Abundance estimates provided to management authorities should be accompanied by enough information to allow assessment of their validity. As well as the estimate (for a particular location and time) and measure(s) of its precision, it is also good practice to provide:

An example of this is the specification of information that should accompany any abundance estimate intended for use in IWC management applications (e.g., the Revised Management Procedure or an Aboriginal Whaling Management Procedure; IWC, 2012, 2020).

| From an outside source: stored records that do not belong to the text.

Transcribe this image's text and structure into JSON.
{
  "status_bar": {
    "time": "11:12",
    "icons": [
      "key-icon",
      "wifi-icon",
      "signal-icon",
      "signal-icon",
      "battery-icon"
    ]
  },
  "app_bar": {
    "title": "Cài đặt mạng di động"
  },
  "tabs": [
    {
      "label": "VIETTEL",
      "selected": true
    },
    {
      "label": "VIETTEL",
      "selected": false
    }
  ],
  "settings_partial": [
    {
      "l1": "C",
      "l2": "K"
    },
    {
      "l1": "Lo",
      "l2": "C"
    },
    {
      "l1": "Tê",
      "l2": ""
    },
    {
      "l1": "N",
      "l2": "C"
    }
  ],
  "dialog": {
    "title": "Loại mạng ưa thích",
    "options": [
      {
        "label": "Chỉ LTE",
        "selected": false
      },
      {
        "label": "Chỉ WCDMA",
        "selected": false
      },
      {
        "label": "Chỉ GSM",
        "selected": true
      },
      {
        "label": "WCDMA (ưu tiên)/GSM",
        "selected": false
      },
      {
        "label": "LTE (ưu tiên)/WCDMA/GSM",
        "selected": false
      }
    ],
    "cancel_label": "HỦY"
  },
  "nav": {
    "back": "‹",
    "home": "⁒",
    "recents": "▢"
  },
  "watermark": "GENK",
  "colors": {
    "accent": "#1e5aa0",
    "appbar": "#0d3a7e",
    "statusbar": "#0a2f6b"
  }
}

The primary basis for estimating the abundance of pinniped populations (seals, sea lions, fur seals, walruses) is information on counts of animals on land or ice. Cetaceans (whales, dolphins and porpoises) and sirenians (dugongs and manatees) are never similarly accessible for such counts. Counts may be of pups (or walrus calves) born during a pupping season or of non-pups hauled out at that time or at other times of the year.

Pinnipeds that haul out on land typically occur in breeding colonies (where pups can be counted) or in other types of aggregation outside the pupping season (e.g., for molting), thus facilitating the counting of animals. These counts can be corrected, if necessary, and then extrapolated to provide an estimate of population size. Ice-associated pinnipeds are typically distributed over wide areas of ice requiring information on counts to be obtained from aerial surveys (see “Transect sampling from ship or aerial surveys”).

More generally, estimates using count data may be combined with those obtained using other methods such as surveys (see “Transect sampling from ship or aerial surveys” below) and mark-recapture (see “Mark-recapture” below), for example for Hawaiian monk seals (Neomonachus schauinslandi) (Baker et al., 2016).

Most of the information on the abundance of cetaceans comes from surveys of defined areas conducted at sea on ships (or smaller boats), or from the air using sampling along define transect lines. Pinnipeds can also be detected during at-sea surveys, although it is unusual for these data to be used to estimate abundance (but see Brediñana-Romano et al., 2014; Williams et al., 2017). However, an aerial survey is the only option for obtaining information on abundance for some ice-associated pinnipeds. The abundance of sirenians is typically estimated from aerial surveys.

Unlike extrapolating counts or mark-recapture (see below), transect methods sample animal density within defined areas, not individual animals. Typically, a team of observers searches on either side of a set of transect lines placed across a survey area and counts the number of animals detected. Most cetaceans occur clustered in groups, so observers typically count groups of animals and determine (or estimate – see below) the size of each group. Use of camera systems instead of observers to capture data on aerial survey is discussed below.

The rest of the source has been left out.